My ninth visit to Finland starts now

I arrived in Helsinki this morning as I embark on my ninth trip to this beautiful country in its centennial year. However, before I got here, during my eighty-minute stopover in Keflavík, Iceland I arranged to pick up an order at the Eymundsson airport bookstore.

When Mark and I toured around the entire island of Iceland in 2015, I felt that while everyone could communicate in English no matter where we went in the country, nonetheless I would have appreciated the use of a dictionary. I am a language nerd and would have loved to have a lexical reference to be able to read signs, product labels, and so forth. Neither of us has a mobile phone to check the Internet on the go.

Dictionaries were for sale all over Iceland, yet I didn’t buy any while I was over there because the prices were so high. I thought–mistakenly–that I would be able to find them cheaper at home or via websites I usually shop at. I was so wrong. The dictionaries were no cheaper over here and I regretted not buying them on Icelandic turf when I had the chance.

Thus when I realized my flight to Helsinki was going through Keflavík, Iceland, I had an idea. Since I knew the airport bookstore didn’t stock the dictionaries I wanted–I remembered that they only had pocketbook dictionaries in stock (which is no surprise for an airport bookstore)–many weeks before my departure yesterday afternoon I contacted the staff at Eymundsson to ask if they could arrange a store-to-store transfer. In other words, could I order the dictionaries I wanted and pick them up at the airport store? They said sure.

They said they’d have them waiting for me today when I transferred flights but when I asked for them, the two volumes were on the open shelves. Just two out of place, lonely hardcover unidirectional dictionaries sitting among the stacks of paperback pocketbooks. I am thankful no one bought them before me. The airport price was considerably cheaper than the price on the Eymundsson website since I was not paying the appropriate tax. Here are photos of the Icelandic-English volume and the English-Icelandic volume:

I arrived in Finland five minutes ahead of schedule at 07.15. My plan was to take the new train from the airport downtown. This train was completed in December 2015 and I took it to the airport in April of last year. I was in a hurry to catch my plane that I did not have time to take pictures of the station then. I barely had time to look around in awe before I realized I had better get a move on. So I decided to spend time this morning and photograph the station. I was arriving so early that there wouldn’t be a lot of people around and I could afford to hang around the platform taking pictures as train after train passed by. At 07.51 the station was not busy. The escalators are not as deep as Pyongyang’s (but might be as deep as those at the Toronto Island Airport):

Before you enter the platform there is this viewing area overlooking the tracks on both sides. One side is right next to the tunnel entrance, so you can see the trains enter the station while standing just above them:

When you leave those escalators and enter the station:

Long murals along the curved station walls:


Whoosh! A train arrives to take you to the central railway station (fare is five euros):

I headed straight for the hostel after I arrived at the train station. I was going to ask them if I could leave my suitcase there before I checked in later that afternoon, but luck was shining down on me when they said that my room was ready now. So I dropped off my stuff and rested a bit, then headed out to the two biggest retail bookstores, Akateeminen Kirjakauppa and Suomalainen Kirjakauppa. There was no need for me to buy anything as I was going to be in Helsinki for five days next week, but I did get some ideas for future reads. I spent far too long in those two stores (no surprise) and I was getting tireder and tireder as well as hungrier and hungrier. So I went grocery shopping and–since I was already there–stocked up on some Finnish shampoo. I bought some fragrant scents last year and have already used them up.

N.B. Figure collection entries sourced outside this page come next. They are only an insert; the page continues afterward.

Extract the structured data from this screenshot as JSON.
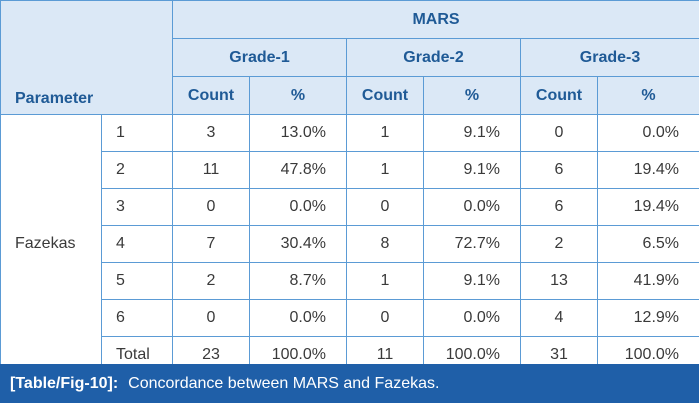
{
  "table": {
    "parameter_header": "Parameter",
    "group_header": "MARS",
    "grades": [
      "Grade-1",
      "Grade-2",
      "Grade-3"
    ],
    "count_label": "Count",
    "pct_label": "%",
    "row_group": "Fazekas",
    "rows": [
      {
        "label": "1",
        "c1": "3",
        "p1": "13.0%",
        "c2": "1",
        "p2": "9.1%",
        "c3": "0",
        "p3": "0.0%"
      },
      {
        "label": "2",
        "c1": "11",
        "p1": "47.8%",
        "c2": "1",
        "p2": "9.1%",
        "c3": "6",
        "p3": "19.4%"
      },
      {
        "label": "3",
        "c1": "0",
        "p1": "0.0%",
        "c2": "0",
        "p2": "0.0%",
        "c3": "6",
        "p3": "19.4%"
      },
      {
        "label": "4",
        "c1": "7",
        "p1": "30.4%",
        "c2": "8",
        "p2": "72.7%",
        "c3": "2",
        "p3": "6.5%"
      },
      {
        "label": "5",
        "c1": "2",
        "p1": "8.7%",
        "c2": "1",
        "p2": "9.1%",
        "c3": "13",
        "p3": "41.9%"
      },
      {
        "label": "6",
        "c1": "0",
        "p1": "0.0%",
        "c2": "0",
        "p2": "0.0%",
        "c3": "4",
        "p3": "12.9%"
      },
      {
        "label": "Total",
        "c1": "23",
        "p1": "100.0%",
        "c2": "11",
        "p2": "100.0%",
        "c3": "31",
        "p3": "100.0%"
      }
    ]
  },
  "caption": {
    "tag": "[Table/Fig-10]:",
    "text": "Concordance between MARS and Fazekas."
  },
  "colors": {
    "header_bg": "#dbe8f6",
    "header_text": "#1f5a96",
    "border": "#5b9bd5",
    "caption_bg": "#1f5fa8"
  }
}
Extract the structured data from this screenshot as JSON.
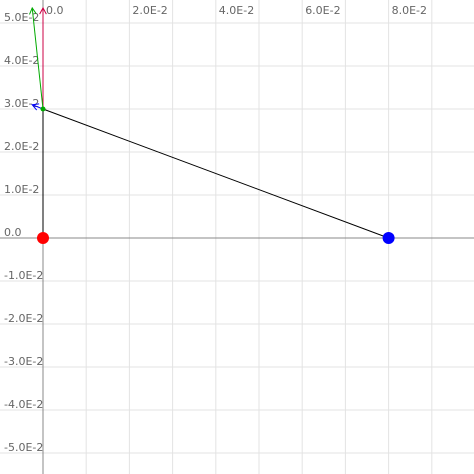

Tomorrow morning I leave for Turku on the southwest coast. I will see Ultra Bra in concert on Sunday night. The last time I was in Turku was in 1999 during my first visit to Finland. I have only passed through Turku since then, as in past trips I got the ferry from Turku harbour to Stockholm (twice) and to Långnäs in the Åland Islands. It was in Turku that I first heard the music of Ultra Bra in Free Record Shop, when I asked a young couple to recommend to me some good Finnish music. The Helsinki hostel where I am staying will let me keep my suitcase in their storage room so that I will only need to take my backpack to Turku. Once I get there I have to go pick up my wristband as I have a VIP ticket.